Something's just not adding up. Like who really bankrolled this litigation?
And if DuPont-Pioneer changed its practices of its own accord — even Susan Arquette says it's “way better,” except on the windiest days — and the health issue remains untouched, what really was the purpose of this lawsuit and its very limited verdict?
I mean, other than an opportunity for a certain politician and his red-shirted gang to trash talk the seed companies.
People are still so ignorant, like the reader who left this comment on the "Dusty and Dusted" post:
When did sugar plow/spray/water & fertilize a field three times after harvest? The major point here is that they are not typical farm operations sanctioned by GAAMP. There is far more dust the there ever was with sugar because the fields are bare. Just look with your own eyes and drive down to Mana on a windy day; the easiest place to watch.
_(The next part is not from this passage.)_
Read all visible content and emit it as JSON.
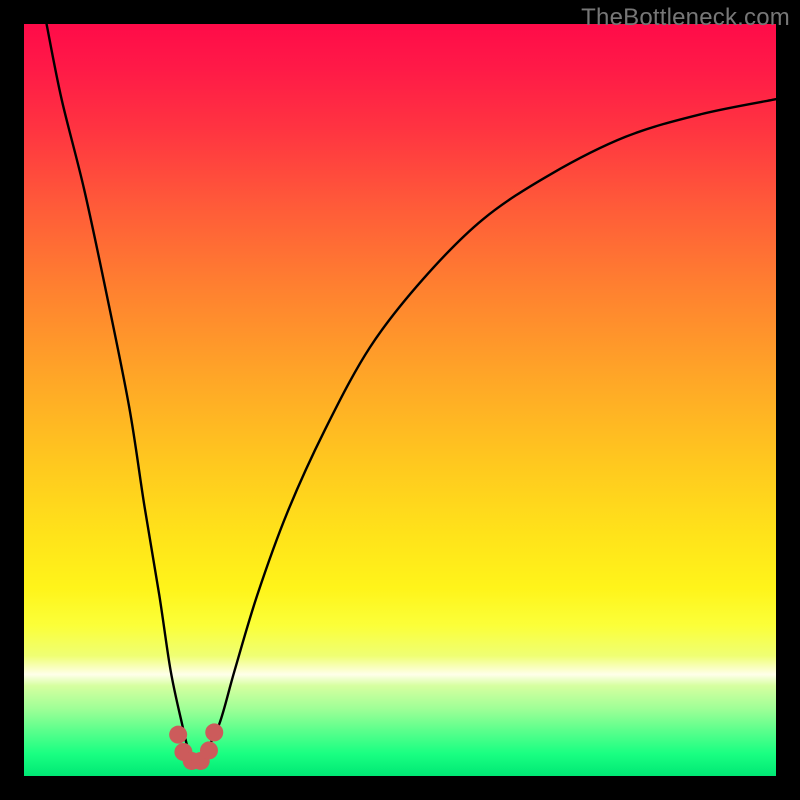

If there is a wind advisory they still plow. Sugar they planted the whole field until harvest.
I checked with a farmer who knows how sugar was grown on Kauai and got this:
My observation would be that sugar production created a lot more air pollution than seed production. While it's true that cane is a two year crop, the total area planted and the amount of uncovered soil at any given time greatly exceeded what is happening now. Also cane was burned along with the plastic drip lines.
The [seed companies'] plow/water/fertilize practice has to do with making sure that no volunteer seeds germinate before the next crop is planted so they get the left over seed in the ground to germinate by doing that. But again, on a much smaller scale than the old days. They could switch over to no-till which would involve more pesticide use.
Meanwhile, the argument brought forth in the Waimea litigation is somewhat moot, because the seed companies now plant cover crops and suppress dust with windbreaks, etc. That's why the jurors only found that Pioneer was not using generally accepted agricultural management practices for a very specific time period — Dec. 13, 2009 to Dec. 31, 2011.
There's also some irony in anti-GMO groups, which persistently preach the virtue of small farms, pursuing this sort of litigation. Large companies have the resources to suppress dust. Small farmers don't.
The multinational seed companies aren't going to fall because of dust nuisance suits. But the little guys with intolerant neighbors — or TVRs — in the ag district just might.